The announcement of a ceasefire agreement in Gaza undoubtedly marks a critical moment in the ongoing conflict. For those of us who have witnessed, experienced, and then watched, mourned, and advocated from afar, this pause in hostilities provides an opportunity to reflect on the past 15 months, and the heavy price paid for this fleeting calm.
As a Palestinian, receiving this news feels like standing in the eye of a storm, in a moment of ghostly calm surrounded by chaos and destruction. For me, at least it marks the end to the bloodshed, but the fact is, the ones we lost will never return, and these scars will never heal. How would a ceasefire ever change that fact?
Ceasefires are often hailed as victories for diplomacy, but to me, they are more like pauses in a constant nightmare. This latest agreement is a reminder that, for the people of Gaza, survival often hinges on the fragility of politics. Children, mothers, and fathers carry the unbearable weight of uncertainty. I find myself asking: Is this truly a step towards peace, or just another chapter in a story of delayed justice and extended suffering?
The ceasefire’s terms, reached under immense international pressure, include a halt to air strikes and rocket fire, along with provisions to allow humanitarian aid into Gaza. These measures are desperately needed. But their necessity is also an accusation of the international community’s failure to act sooner to prevent the crises that make such measures critical. Aid is vital, but it cannot heal the wounds of oppression, wide open and bleeding. Temporary peace cannot replace the right to live freely and to dream beyond survival.
The International Court of Justice (ICJ), the International Criminal Court (ICC), and their arrest warrants, which were meant to address crimes committed against our people, are overshadowed by political inaction. Will the world pursue these mechanisms when the war ends, or will justice be buried under a mountain of bureaucracy and indifference? The failure to enforce accountability before, during, and after the conflict reveals how deeply flawed these institutions are.
Aid is vital, but it cannot heal the wounds of oppression. Temporary peace cannot replace the right to live freely and to dream beyond survival. This prompts another crucial question: Will Palestinians ever get their rights to have full control over their political and diplomatic path to justice, or will they always be eliminated from the political stage and portrayed to fit in the victim’s role? While international recognition of our plight is critical, we must chart a path towards independence from unreliable global powers.
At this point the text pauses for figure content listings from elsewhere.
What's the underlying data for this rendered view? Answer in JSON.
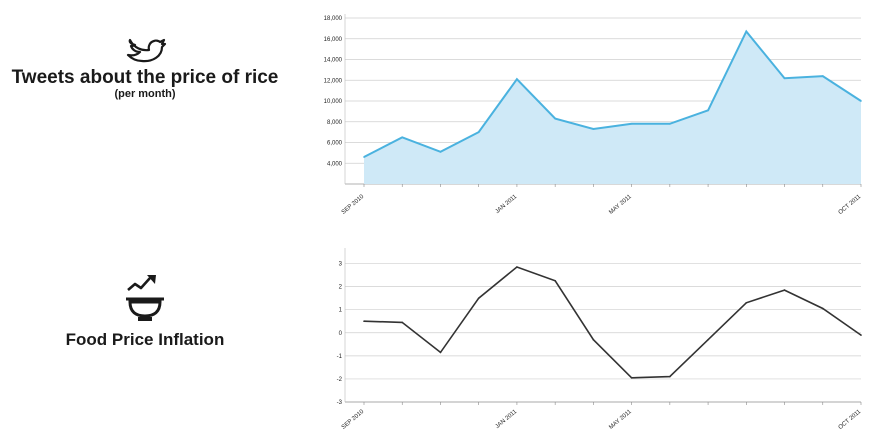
{
  "labels": {
    "tweets_title": "Tweets about the price of rice",
    "tweets_subtitle": "(per month)",
    "food_title": "Food Price Inflation"
  },
  "icons": {
    "tweets": "twitter-bird-icon",
    "food": "rising-bowl-icon"
  },
  "colors": {
    "tweets_line": "#4ab2df",
    "tweets_fill": "#cfe9f7",
    "food_line": "#333333",
    "grid": "#cfcfcf"
  },
  "chart_data": [
    {
      "type": "area",
      "x_ticks": [
        "SEP 2010",
        "JAN 2011",
        "MAY 2011",
        "OCT 2011"
      ],
      "x_tick_positions": [
        0,
        4,
        7,
        13
      ],
      "y_ticks": [
        "4,000",
        "6,000",
        "8,000",
        "10,000",
        "12,000",
        "14,000",
        "16,000",
        "18,000"
      ],
      "ylim": [
        2000,
        18000
      ],
      "values": [
        4600,
        6500,
        5100,
        7000,
        12100,
        8300,
        7300,
        7800,
        7800,
        9100,
        16700,
        12200,
        12400,
        10000
      ],
      "grid": true
    },
    {
      "type": "line",
      "x_ticks": [
        "SEP 2010",
        "JAN 2011",
        "MAY 2011",
        "OCT 2011"
      ],
      "x_tick_positions": [
        0,
        4,
        7,
        13
      ],
      "y_ticks": [
        "-3",
        "-2",
        "-1",
        "0",
        "1",
        "2",
        "3"
      ],
      "ylim": [
        -3,
        3.5
      ],
      "values": [
        0.5,
        0.45,
        -0.85,
        1.5,
        2.85,
        2.25,
        -0.3,
        -1.95,
        -1.9,
        -0.3,
        1.3,
        1.85,
        1.05,
        -0.1
      ],
      "grid": true
    }
  ]
}
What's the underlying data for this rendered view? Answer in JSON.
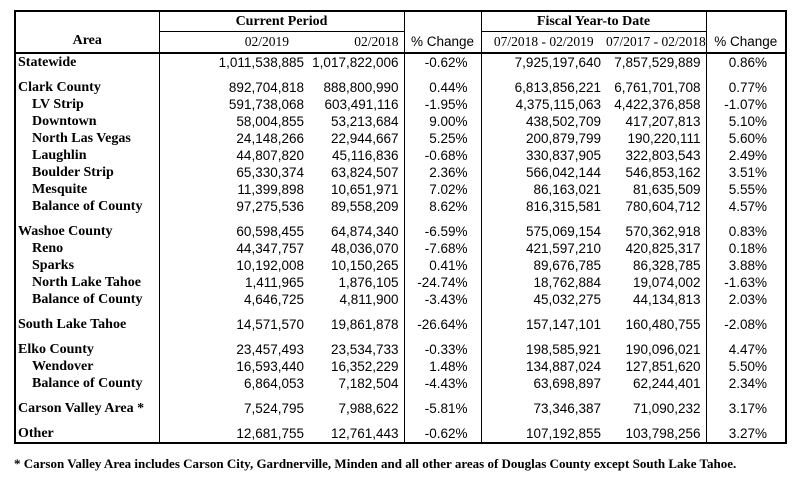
{
  "table": {
    "header": {
      "area_label": "Area",
      "pct_change_label": "% Change",
      "current_period": {
        "title": "Current Period",
        "col1": "02/2019",
        "col2": "02/2018"
      },
      "fiscal_ytd": {
        "title": "Fiscal Year-to Date",
        "col1": "07/2018 - 02/2019",
        "col2": "07/2017 - 02/2018"
      }
    },
    "rows": [
      {
        "area": "Statewide",
        "level": 0,
        "spacer_before": false,
        "cp_2019": "1,011,538,885",
        "cp_2018": "1,017,822,006",
        "pct_cp": "-0.62%",
        "fy_1819": "7,925,197,640",
        "fy_1718": "7,857,529,889",
        "pct_fy": "0.86%"
      },
      {
        "area": "Clark County",
        "level": 0,
        "spacer_before": true,
        "cp_2019": "892,704,818",
        "cp_2018": "888,800,990",
        "pct_cp": "0.44%",
        "fy_1819": "6,813,856,221",
        "fy_1718": "6,761,701,708",
        "pct_fy": "0.77%"
      },
      {
        "area": "LV Strip",
        "level": 1,
        "spacer_before": false,
        "cp_2019": "591,738,068",
        "cp_2018": "603,491,116",
        "pct_cp": "-1.95%",
        "fy_1819": "4,375,115,063",
        "fy_1718": "4,422,376,858",
        "pct_fy": "-1.07%"
      },
      {
        "area": "Downtown",
        "level": 1,
        "spacer_before": false,
        "cp_2019": "58,004,855",
        "cp_2018": "53,213,684",
        "pct_cp": "9.00%",
        "fy_1819": "438,502,709",
        "fy_1718": "417,207,813",
        "pct_fy": "5.10%"
      },
      {
        "area": "North Las Vegas",
        "level": 1,
        "spacer_before": false,
        "cp_2019": "24,148,266",
        "cp_2018": "22,944,667",
        "pct_cp": "5.25%",
        "fy_1819": "200,879,799",
        "fy_1718": "190,220,111",
        "pct_fy": "5.60%"
      },
      {
        "area": "Laughlin",
        "level": 1,
        "spacer_before": false,
        "cp_2019": "44,807,820",
        "cp_2018": "45,116,836",
        "pct_cp": "-0.68%",
        "fy_1819": "330,837,905",
        "fy_1718": "322,803,543",
        "pct_fy": "2.49%"
      },
      {
        "area": "Boulder Strip",
        "level": 1,
        "spacer_before": false,
        "cp_2019": "65,330,374",
        "cp_2018": "63,824,507",
        "pct_cp": "2.36%",
        "fy_1819": "566,042,144",
        "fy_1718": "546,853,162",
        "pct_fy": "3.51%"
      },
      {
        "area": "Mesquite",
        "level": 1,
        "spacer_before": false,
        "cp_2019": "11,399,898",
        "cp_2018": "10,651,971",
        "pct_cp": "7.02%",
        "fy_1819": "86,163,021",
        "fy_1718": "81,635,509",
        "pct_fy": "5.55%"
      },
      {
        "area": "Balance of County",
        "level": 1,
        "spacer_before": false,
        "cp_2019": "97,275,536",
        "cp_2018": "89,558,209",
        "pct_cp": "8.62%",
        "fy_1819": "816,315,581",
        "fy_1718": "780,604,712",
        "pct_fy": "4.57%"
      },
      {
        "area": "Washoe County",
        "level": 0,
        "spacer_before": true,
        "cp_2019": "60,598,455",
        "cp_2018": "64,874,340",
        "pct_cp": "-6.59%",
        "fy_1819": "575,069,154",
        "fy_1718": "570,362,918",
        "pct_fy": "0.83%"
      },
      {
        "area": "Reno",
        "level": 1,
        "spacer_before": false,
        "cp_2019": "44,347,757",
        "cp_2018": "48,036,070",
        "pct_cp": "-7.68%",
        "fy_1819": "421,597,210",
        "fy_1718": "420,825,317",
        "pct_fy": "0.18%"
      },
      {
        "area": "Sparks",
        "level": 1,
        "spacer_before": false,
        "cp_2019": "10,192,008",
        "cp_2018": "10,150,265",
        "pct_cp": "0.41%",
        "fy_1819": "89,676,785",
        "fy_1718": "86,328,785",
        "pct_fy": "3.88%"
      },
      {
        "area": "North Lake Tahoe",
        "level": 1,
        "spacer_before": false,
        "cp_2019": "1,411,965",
        "cp_2018": "1,876,105",
        "pct_cp": "-24.74%",
        "fy_1819": "18,762,884",
        "fy_1718": "19,074,002",
        "pct_fy": "-1.63%"
      },
      {
        "area": "Balance of County",
        "level": 1,
        "spacer_before": false,
        "cp_2019": "4,646,725",
        "cp_2018": "4,811,900",
        "pct_cp": "-3.43%",
        "fy_1819": "45,032,275",
        "fy_1718": "44,134,813",
        "pct_fy": "2.03%"
      },
      {
        "area": "South Lake Tahoe",
        "level": 0,
        "spacer_before": true,
        "cp_2019": "14,571,570",
        "cp_2018": "19,861,878",
        "pct_cp": "-26.64%",
        "fy_1819": "157,147,101",
        "fy_1718": "160,480,755",
        "pct_fy": "-2.08%"
      },
      {
        "area": "Elko County",
        "level": 0,
        "spacer_before": true,
        "cp_2019": "23,457,493",
        "cp_2018": "23,534,733",
        "pct_cp": "-0.33%",
        "fy_1819": "198,585,921",
        "fy_1718": "190,096,021",
        "pct_fy": "4.47%"
      },
      {
        "area": "Wendover",
        "level": 1,
        "spacer_before": false,
        "cp_2019": "16,593,440",
        "cp_2018": "16,352,229",
        "pct_cp": "1.48%",
        "fy_1819": "134,887,024",
        "fy_1718": "127,851,620",
        "pct_fy": "5.50%"
      },
      {
        "area": "Balance of County",
        "level": 1,
        "spacer_before": false,
        "cp_2019": "6,864,053",
        "cp_2018": "7,182,504",
        "pct_cp": "-4.43%",
        "fy_1819": "63,698,897",
        "fy_1718": "62,244,401",
        "pct_fy": "2.34%"
      },
      {
        "area": "Carson Valley Area *",
        "level": 0,
        "spacer_before": true,
        "cp_2019": "7,524,795",
        "cp_2018": "7,988,622",
        "pct_cp": "-5.81%",
        "fy_1819": "73,346,387",
        "fy_1718": "71,090,232",
        "pct_fy": "3.17%"
      },
      {
        "area": "Other",
        "level": 0,
        "spacer_before": true,
        "cp_2019": "12,681,755",
        "cp_2018": "12,761,443",
        "pct_cp": "-0.62%",
        "fy_1819": "107,192,855",
        "fy_1718": "103,798,256",
        "pct_fy": "3.27%"
      }
    ]
  },
  "footnote": "* Carson Valley Area includes Carson City, Gardnerville, Minden and all other areas of Douglas County except South Lake Tahoe."
}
For Palestinians, especially those in Gaza, the siege is its own kind of war. It is violence without bombs, but no less devastating. The blockade, now in its 17th year, has eroded the fabric of life. It has robbed families of opportunities, denied them access to basic rights, and imposed a daily struggle that defies the bounds of human endurance. How do we rebuild a life in such conditions, knowing that this ceasefire might crumble as quickly as it came? How do we dream of a future when the present feels like an everlasting state of mourning?
During the war, decisions such as halting the funding of the United Nations Relief and Works Agency for Palestine Refugees (UNRWA) exacerbated the humanitarian crisis. The inability of the international community, including entities as disparate as the UN, the G8, or BRICS, to intervene in time to restore such vital lifelines for Palestinians further highlights its failure to protect civilian life and uphold humanitarian law. What happens when the safety nets, already too fragile, are arbitrarily stripped away without global resistance powerful enough to alleviate the crisis?
The international community, particularly Western powers, must confront their role in preserving this cycle. Statements of support for ceasefires ring hollow when they are not accompanied by meaningful action, accountability, protection for civilians, and a real commitment to addressing the root causes of this conflict. The imbalance of power, the brutal reality of occupation, the suffocating blockade – these are not peripheral issues. They are the core of the problem.